Unbelievable…
What do you think about 200 mt final?
p.s. Excuse me because I had not seen that it was another same thread…
Amazing…
No human speed limit? By: Davis, L., Fraser, L., Health, 1059938X, 19920401, Vol. 6, Issue 2
Section: VITAL SIGNS
LOS ANGELES–If the past is any indication, runners in this summer’s Olympics will probably break a world’s record or two. World-class athletes have continued, year after year, to improve their times and researchers have begun to wonder just what the limits are: How fast can human beings run?
To determine when performances might level off, physiologists Brian Whipp and Susan Ward of the University of California at Los Angeles plotted mends and women’s world track records since 1920. They expected to find that the rate of improvement was slowing down, indicating that runners are reaching their limits.
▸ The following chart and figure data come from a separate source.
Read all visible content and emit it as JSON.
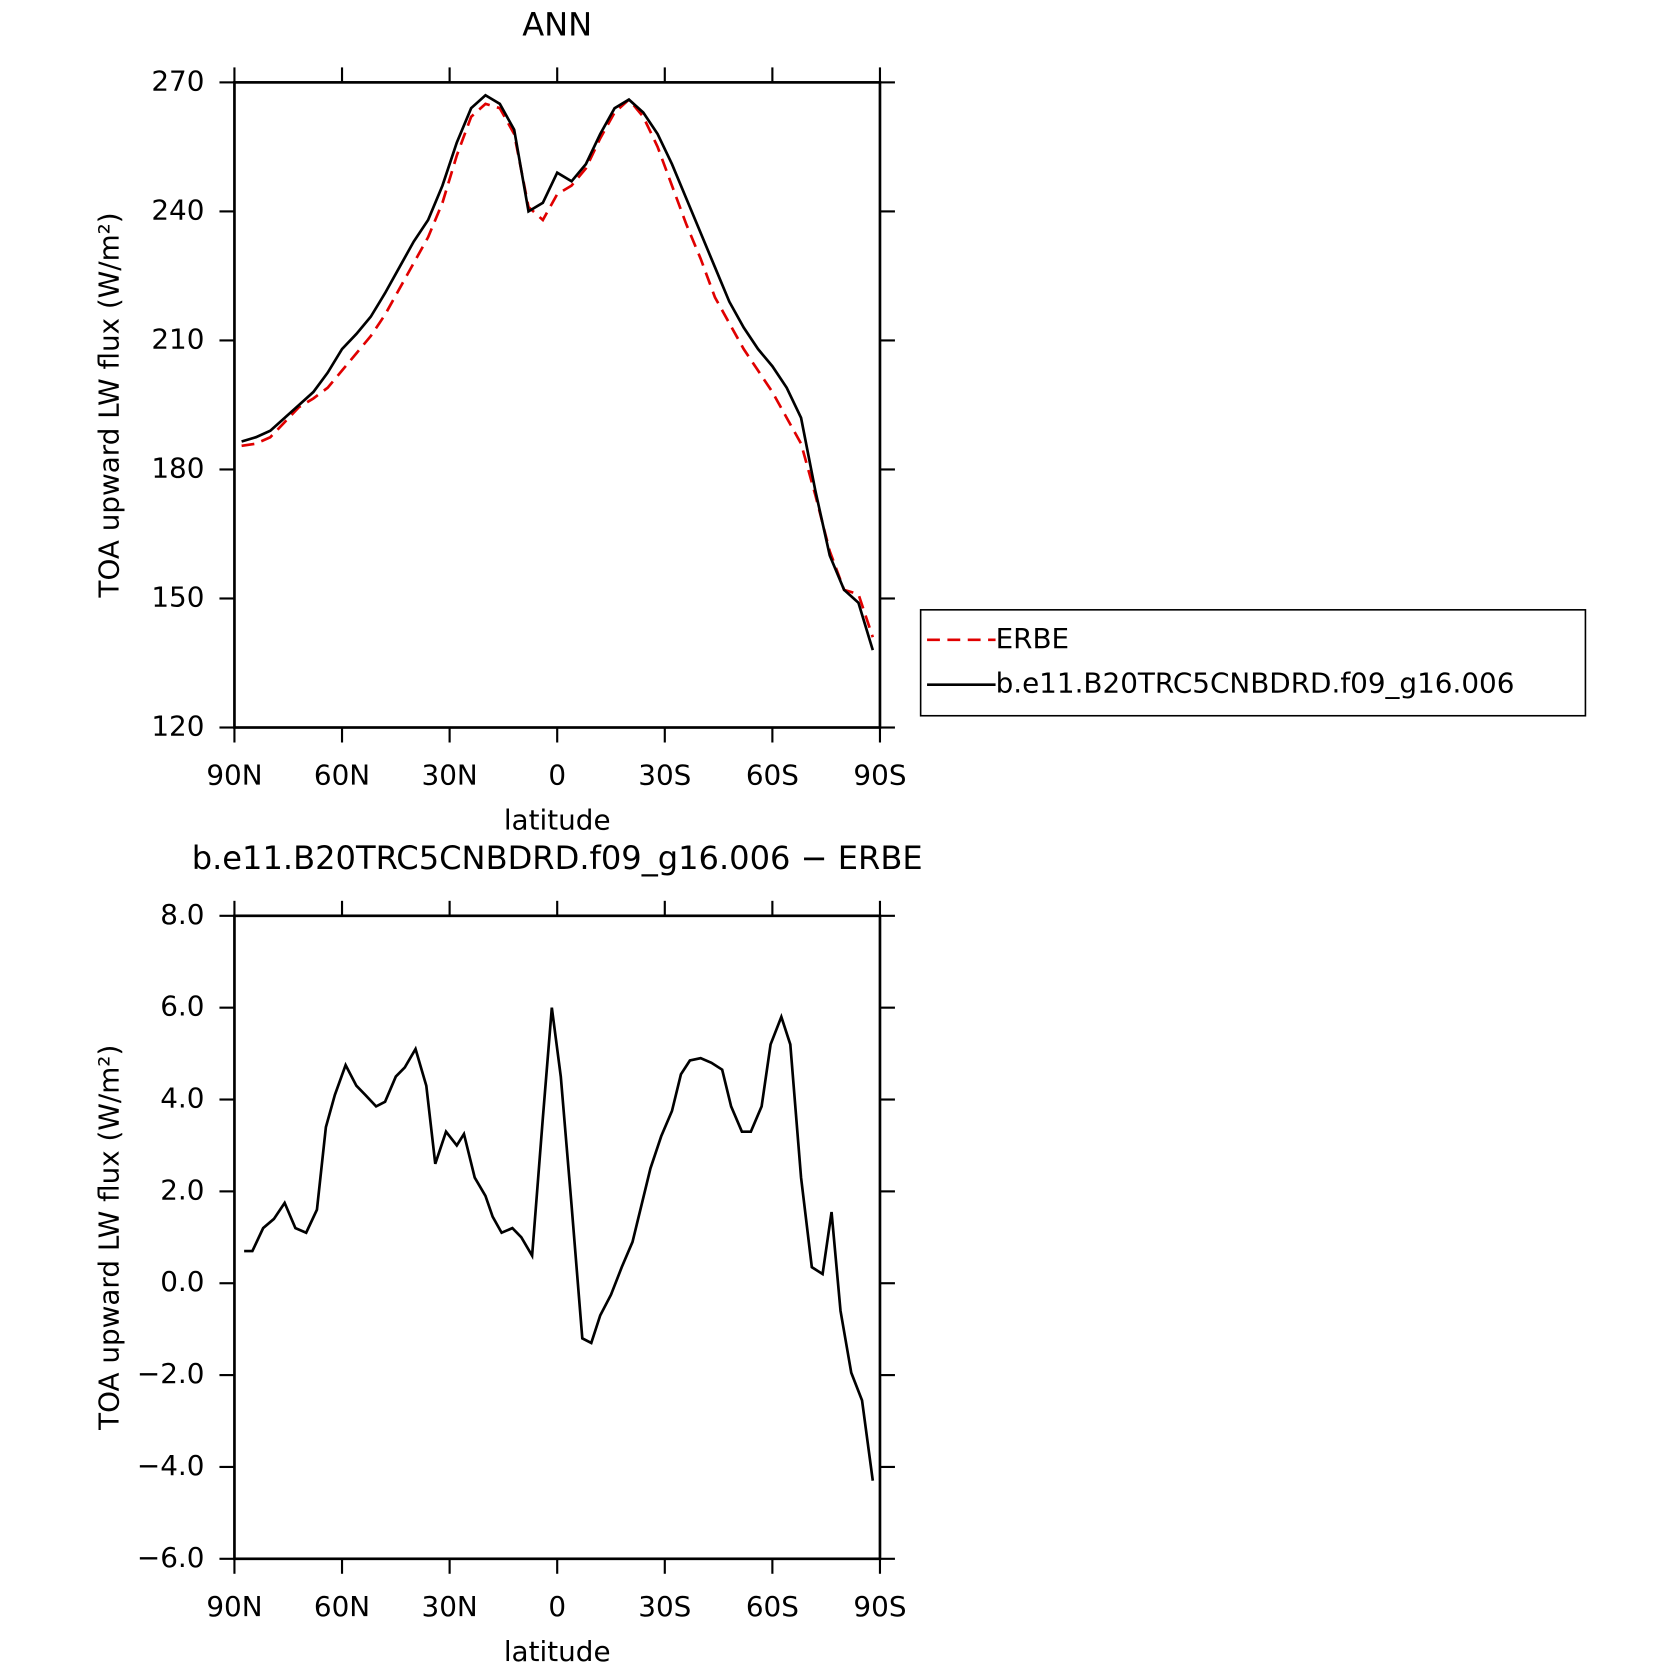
{
  "chart_data": [
    {
      "type": "line",
      "title": "ANN",
      "x_label": "latitude",
      "y_label": "TOA upward LW flux (W/m²)",
      "x": [
        88,
        84,
        80,
        76,
        72,
        68,
        64,
        60,
        56,
        52,
        48,
        44,
        40,
        36,
        32,
        28,
        24,
        20,
        16,
        12,
        8,
        4,
        0,
        -4,
        -8,
        -12,
        -16,
        -20,
        -24,
        -28,
        -32,
        -36,
        -40,
        -44,
        -48,
        -52,
        -56,
        -60,
        -64,
        -68,
        -72,
        -76,
        -80,
        -84,
        -88
      ],
      "series": [
        {
          "name": "ERBE",
          "color": "#e00000",
          "dash": true,
          "values": [
            185.5,
            186,
            187.5,
            191,
            194.5,
            196.5,
            199,
            203,
            207,
            211,
            216,
            222,
            228,
            234,
            242,
            253,
            262,
            265,
            264,
            258,
            241,
            238,
            244,
            246,
            250,
            257,
            263,
            266,
            262,
            255,
            246,
            237,
            229,
            220,
            214,
            208,
            203,
            198,
            192,
            186,
            174,
            161,
            152,
            151,
            141
          ]
        },
        {
          "name": "b.e11.B20TRC5CNBDRD.f09_g16.006",
          "color": "#000000",
          "dash": false,
          "values": [
            186.5,
            187.5,
            189,
            192,
            195,
            198,
            202.5,
            208,
            211.5,
            215.5,
            221,
            227,
            233,
            238,
            246,
            256,
            264,
            267,
            265,
            259,
            240,
            242,
            249,
            247,
            251,
            258,
            264,
            266,
            263,
            258,
            251,
            243,
            235,
            227,
            219,
            213,
            208,
            204,
            199,
            192,
            175,
            160,
            152,
            149,
            138
          ]
        }
      ],
      "xlim": [
        90,
        -90
      ],
      "xticks": [
        {
          "value": 90,
          "label": "90N"
        },
        {
          "value": 60,
          "label": "60N"
        },
        {
          "value": 30,
          "label": "30N"
        },
        0,
        {
          "value": -30,
          "label": "30S"
        },
        {
          "value": -60,
          "label": "60S"
        },
        {
          "value": -90,
          "label": "90S"
        }
      ],
      "ylim": [
        120,
        270
      ],
      "yticks": [
        120,
        150,
        180,
        210,
        240,
        270
      ],
      "legend": "right"
    },
    {
      "type": "line",
      "title": "b.e11.B20TRC5CNBDRD.f09_g16.006 − ERBE",
      "x_label": "latitude",
      "y_label": "TOA upward LW flux (W/m²)",
      "x": [
        87.3,
        85,
        82,
        79,
        76,
        73,
        70,
        67,
        64.5,
        62,
        59,
        56,
        53.5,
        50.5,
        48,
        45,
        42.5,
        39.5,
        36.5,
        34,
        31,
        28,
        26,
        23,
        20,
        18,
        15.5,
        12.5,
        10,
        7,
        4,
        1.5,
        -1,
        -4,
        -7,
        -9.5,
        -12,
        -15,
        -18,
        -21,
        -23.5,
        -26,
        -29,
        -32,
        -34.5,
        -37,
        -40,
        -43,
        -46,
        -48.5,
        -51.5,
        -54,
        -57,
        -59.5,
        -62.5,
        -65,
        -68,
        -71,
        -74,
        -76.5,
        -79,
        -82,
        -85,
        -88
      ],
      "values": [
        0.7,
        0.7,
        1.2,
        1.4,
        1.75,
        1.2,
        1.1,
        1.6,
        3.4,
        4.1,
        4.75,
        4.3,
        4.1,
        3.85,
        3.95,
        4.5,
        4.7,
        5.1,
        4.3,
        2.6,
        3.3,
        3.0,
        3.25,
        2.3,
        1.9,
        1.45,
        1.1,
        1.2,
        1.0,
        0.6,
        3.6,
        6.0,
        4.5,
        1.7,
        -1.2,
        -1.3,
        -0.7,
        -0.25,
        0.35,
        0.9,
        1.7,
        2.5,
        3.2,
        3.75,
        4.55,
        4.85,
        4.9,
        4.8,
        4.65,
        3.85,
        3.3,
        3.3,
        3.85,
        5.2,
        5.8,
        5.2,
        2.3,
        0.35,
        0.2,
        1.55,
        -0.6,
        -1.95,
        -2.55,
        -4.3
      ],
      "color": "#000000",
      "xlim": [
        90,
        -90
      ],
      "xticks": [
        {
          "value": 90,
          "label": "90N"
        },
        {
          "value": 60,
          "label": "60N"
        },
        {
          "value": 30,
          "label": "30N"
        },
        0,
        {
          "value": -30,
          "label": "30S"
        },
        {
          "value": -60,
          "label": "60S"
        },
        {
          "value": -90,
          "label": "90S"
        }
      ],
      "ylim": [
        -6,
        8
      ],
      "yticks": [
        {
          "value": -6,
          "label": "−6.0"
        },
        {
          "value": -4,
          "label": "−4.0"
        },
        {
          "value": -2,
          "label": "−2.0"
        },
        {
          "value": 0,
          "label": "0.0"
        },
        {
          "value": 2,
          "label": "2.0"
        },
        {
          "value": 4,
          "label": "4.0"
        },
        {
          "value": 6,
          "label": "6.0"
        },
        {
          "value": 8,
          "label": "8.0"
        }
      ]
    }
  ]
}
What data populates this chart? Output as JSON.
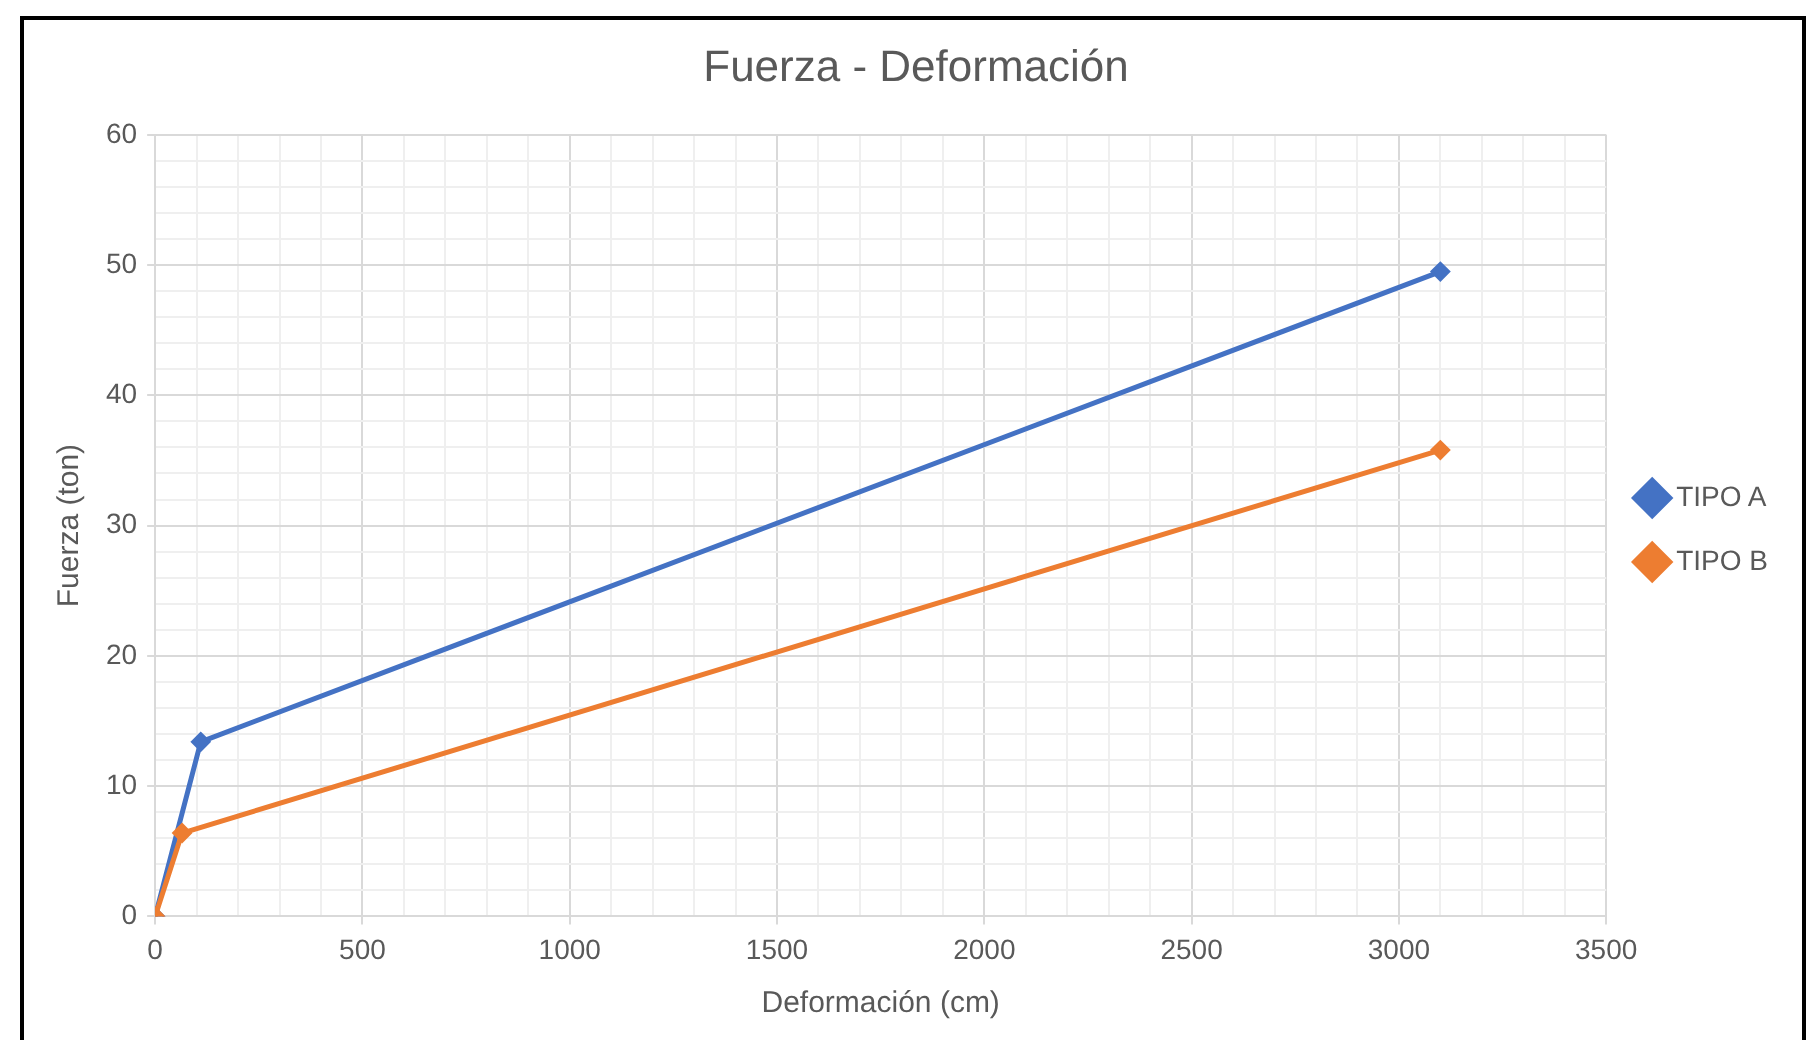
{
  "chart_data": {
    "type": "line",
    "title": "Fuerza - Deformación",
    "xlabel": "Deformación (cm)",
    "ylabel": "Fuerza (ton)",
    "series": [
      {
        "name": "TIPO A",
        "color": "#4472c4",
        "x": [
          0,
          110,
          3100
        ],
        "values": [
          0,
          13.4,
          49.5
        ]
      },
      {
        "name": "TIPO B",
        "color": "#ed7d31",
        "x": [
          0,
          65,
          3100
        ],
        "values": [
          0,
          6.4,
          35.8
        ]
      }
    ],
    "xlim": [
      0,
      3500
    ],
    "xticks": [
      0,
      {
        "value": 100,
        "label": null
      },
      {
        "value": 200,
        "label": null
      },
      {
        "value": 300,
        "label": null
      },
      {
        "value": 400,
        "label": null
      },
      500,
      {
        "value": 600,
        "label": null
      },
      {
        "value": 700,
        "label": null
      },
      {
        "value": 800,
        "label": null
      },
      {
        "value": 900,
        "label": null
      },
      1000,
      {
        "value": 1100,
        "label": null
      },
      {
        "value": 1200,
        "label": null
      },
      {
        "value": 1300,
        "label": null
      },
      {
        "value": 1400,
        "label": null
      },
      1500,
      {
        "value": 1600,
        "label": null
      },
      {
        "value": 1700,
        "label": null
      },
      {
        "value": 1800,
        "label": null
      },
      {
        "value": 1900,
        "label": null
      },
      2000,
      {
        "value": 2100,
        "label": null
      },
      {
        "value": 2200,
        "label": null
      },
      {
        "value": 2300,
        "label": null
      },
      {
        "value": 2400,
        "label": null
      },
      2500,
      {
        "value": 2600,
        "label": null
      },
      {
        "value": 2700,
        "label": null
      },
      {
        "value": 2800,
        "label": null
      },
      {
        "value": 2900,
        "label": null
      },
      3000,
      {
        "value": 3100,
        "label": null
      },
      {
        "value": 3200,
        "label": null
      },
      {
        "value": 3300,
        "label": null
      },
      {
        "value": 3400,
        "label": null
      },
      3500
    ],
    "ylim": [
      0,
      60
    ],
    "yticks": [
      0,
      {
        "value": 2,
        "label": null
      },
      {
        "value": 4,
        "label": null
      },
      {
        "value": 6,
        "label": null
      },
      {
        "value": 8,
        "label": null
      },
      10,
      {
        "value": 12,
        "label": null
      },
      {
        "value": 14,
        "label": null
      },
      {
        "value": 16,
        "label": null
      },
      {
        "value": 18,
        "label": null
      },
      20,
      {
        "value": 22,
        "label": null
      },
      {
        "value": 24,
        "label": null
      },
      {
        "value": 26,
        "label": null
      },
      {
        "value": 28,
        "label": null
      },
      30,
      {
        "value": 32,
        "label": null
      },
      {
        "value": 34,
        "label": null
      },
      {
        "value": 36,
        "label": null
      },
      {
        "value": 38,
        "label": null
      },
      40,
      {
        "value": 42,
        "label": null
      },
      {
        "value": 44,
        "label": null
      },
      {
        "value": 46,
        "label": null
      },
      {
        "value": 48,
        "label": null
      },
      50,
      {
        "value": 52,
        "label": null
      },
      {
        "value": 54,
        "label": null
      },
      {
        "value": 56,
        "label": null
      },
      {
        "value": 58,
        "label": null
      },
      60
    ],
    "grid": true,
    "legend": "right",
    "marker": "diamond",
    "line_style": "solid"
  }
}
Instead they found that athletes have been steadily running faster and faster, with no drop-off in their rate of improvement. “Physiologically, it seems the human body isn’t running into limitations yet,” says Ward.
The runners’ ever-increasing speeds may reflect the fact that there are more people competing in races than ever before, she says, so chances of finding genetically faster athletes are better. The number of women competing in sports has exploded in the past few years. This may account, in part, for why their rate of improvement is twice that of men–a finding that was widely noted because the researchers predicted that if those rates hold, women could outpace men in some events early in the next decade.
There are other reasons for runners’ steady improvement: better running shoes, improved tracks (synthetic surfaces are faster than old-fashioned grass or crushed brick), carbo-loading and other quick-energy nutritional strategies, and more sophisticated techniques for treating sports injuries.
It could be a long time before human beings clock the fastest possible man–or woman. But, says Ward, “We may live to find out if women can run faster than men.”